A unos 30 grados por encima del horizonte, comienza a formarse un arco gris que cruza todo el cielo, de lado a lado. Pensé en un principio que podría tratarse de una nube, pues parecía demasiado extraño que el cielo estuviese tan despejado. De repente, ese arco gris comienza a expandirse y a realizar extraños movimientos, balanceándose de lado a lado… y entonces comprendo todo. Paro el coche, bajo, apago las luces, y el espectáculo me pone la piel de gallina: ese arco cambia de color y comienza a volverse verde, un verde intenso, como de neón, que se expande y se contrae, que gira en espiral y vuelve a tornarse blanco, y después verde, en un baile que dura 5 minutos, o quizá mucho menos, pero en ese momento el tiempo se había detenido para mí. Estaba contemplando mi primera aurora boreal y maldecía porque ni mi móvil ni mi cámara de vídeo recogían el espectáculo.
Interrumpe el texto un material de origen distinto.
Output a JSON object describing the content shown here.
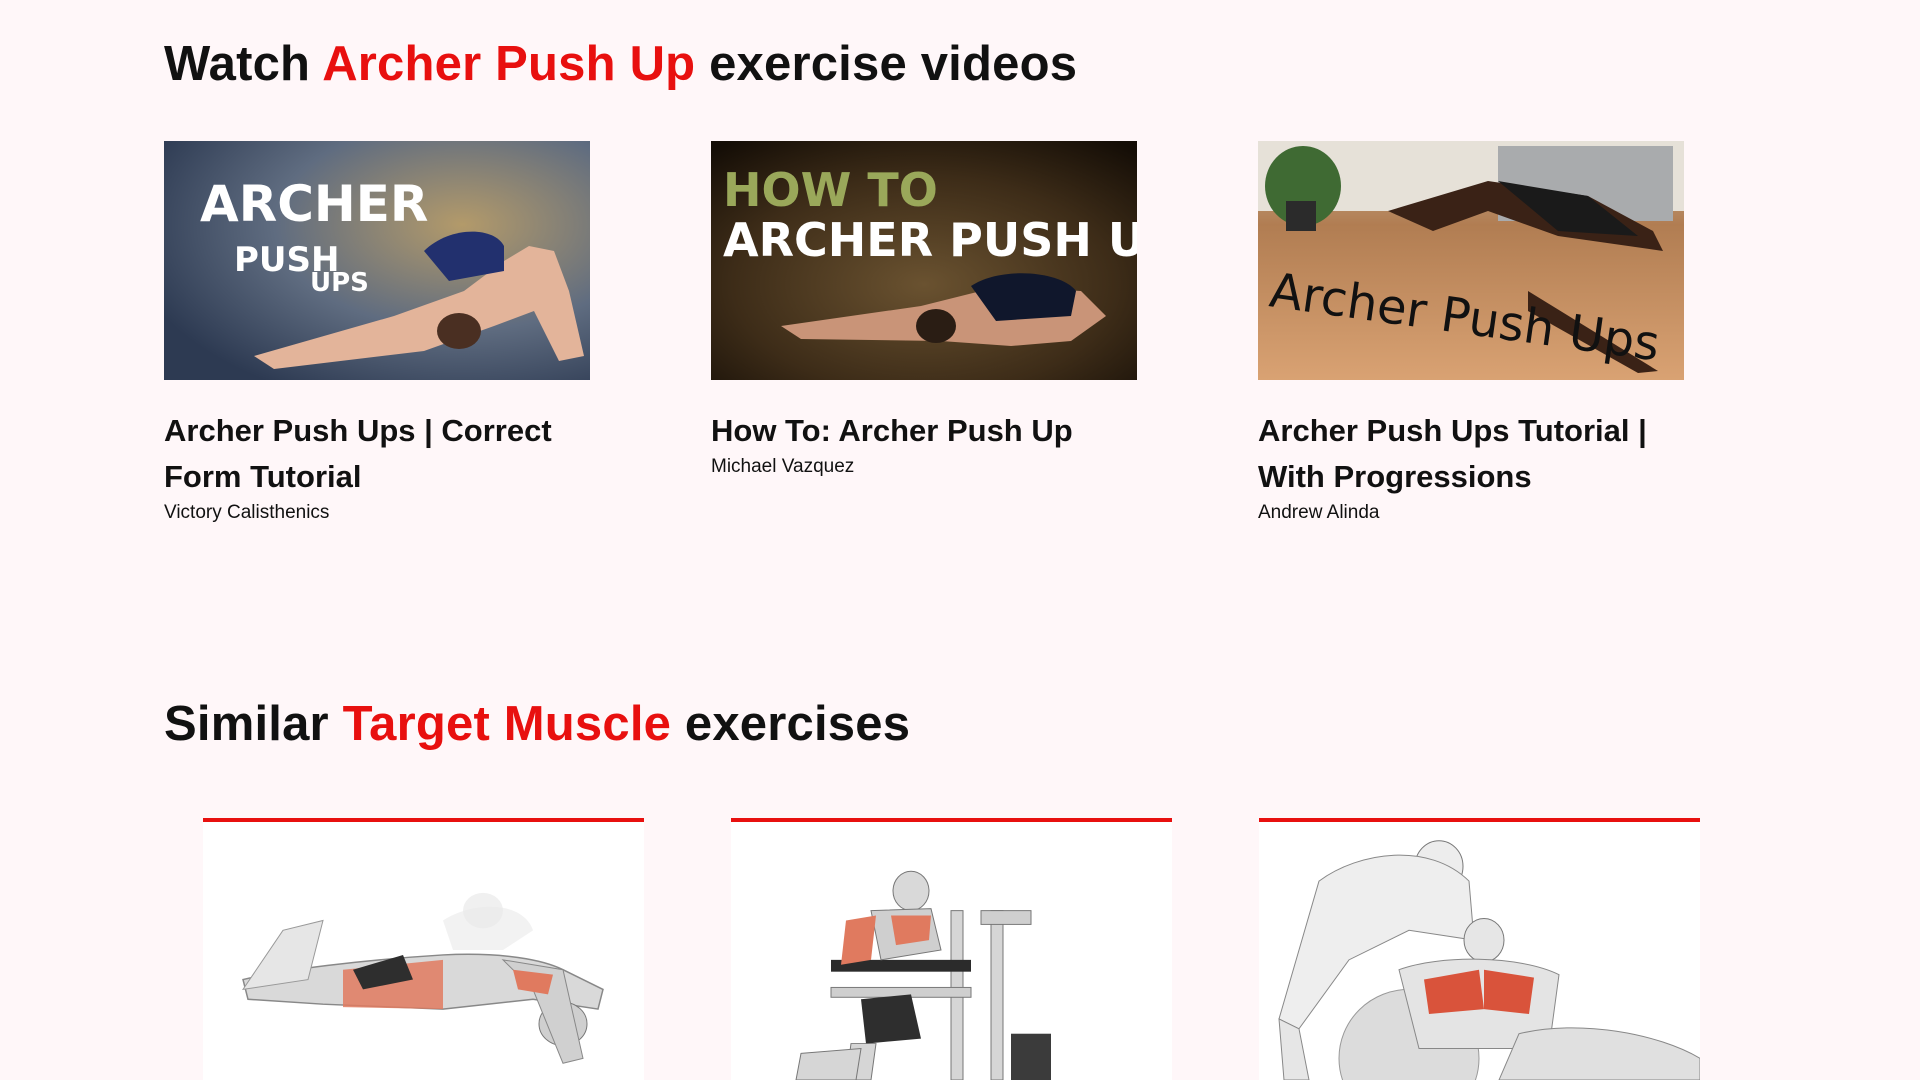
{
  "videos_section": {
    "title_prefix": "Watch ",
    "title_accent": "Archer Push Up",
    "title_suffix": " exercise videos",
    "accent_color": "#e8100f",
    "videos": [
      {
        "title": "Archer Push Ups | Correct Form Tutorial",
        "author": "Victory Calisthenics",
        "thumb_text": [
          "ARCHER",
          "PUSH",
          "UPS"
        ]
      },
      {
        "title": "How To: Archer Push Up",
        "author": "Michael Vazquez",
        "thumb_text": [
          "HOW TO",
          "ARCHER PUSH UP"
        ]
      },
      {
        "title": "Archer Push Ups Tutorial | With Progressions",
        "author": "Andrew Alinda",
        "thumb_text": [
          "Archer Push Ups"
        ]
      }
    ]
  },
  "similar_section": {
    "title_prefix": "Similar ",
    "title_accent": "Target Muscle",
    "title_suffix": " exercises"
  }
}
El silencio que me rodeaba, la oscuridad de la carretera, el hecho de estar en algún lugar del norte de la península escandinava en plena noche, le confirieron una magia aún más especial si cabe a ese momento que jamás podré olvidar.
El hotel consta de varias cabañas independientes, de madera, con una sauna junto a un lago en el que los dueños me explican que debes entrar, sufrir 80 grados de temperatura, y después sufrir aún más al introducirte de golpe en un agujero hecho en la superficie del lago helado. Es la sauna finlandesa. En Finlandia. El sitio es idílico, y la noche, perfecta. Tras un día de mucha actividad solar y con un cielo despejado por la noche, la probabilidad de ver auroras boreales es mucho más alta. Y así fue: logré ser testigo de dos más poco tiempo después.
Quien lea esta crónica y haya sido capaz de ver una, sabe a qué me refiero cuando digo que es el espectáculo más increíble que jamás haya visto o que pueda imaginar. Quien no lo haya hecho, le aconsejo que lo deje todo y vaya al norte, donde quiera que sea, y que disfrute de este fenómeno. Contemplará su planeta a partir de entonces de otra manera: sintiéndote diminuto, comprendiendo qué inocentes somos al pensar que dominamos el universo.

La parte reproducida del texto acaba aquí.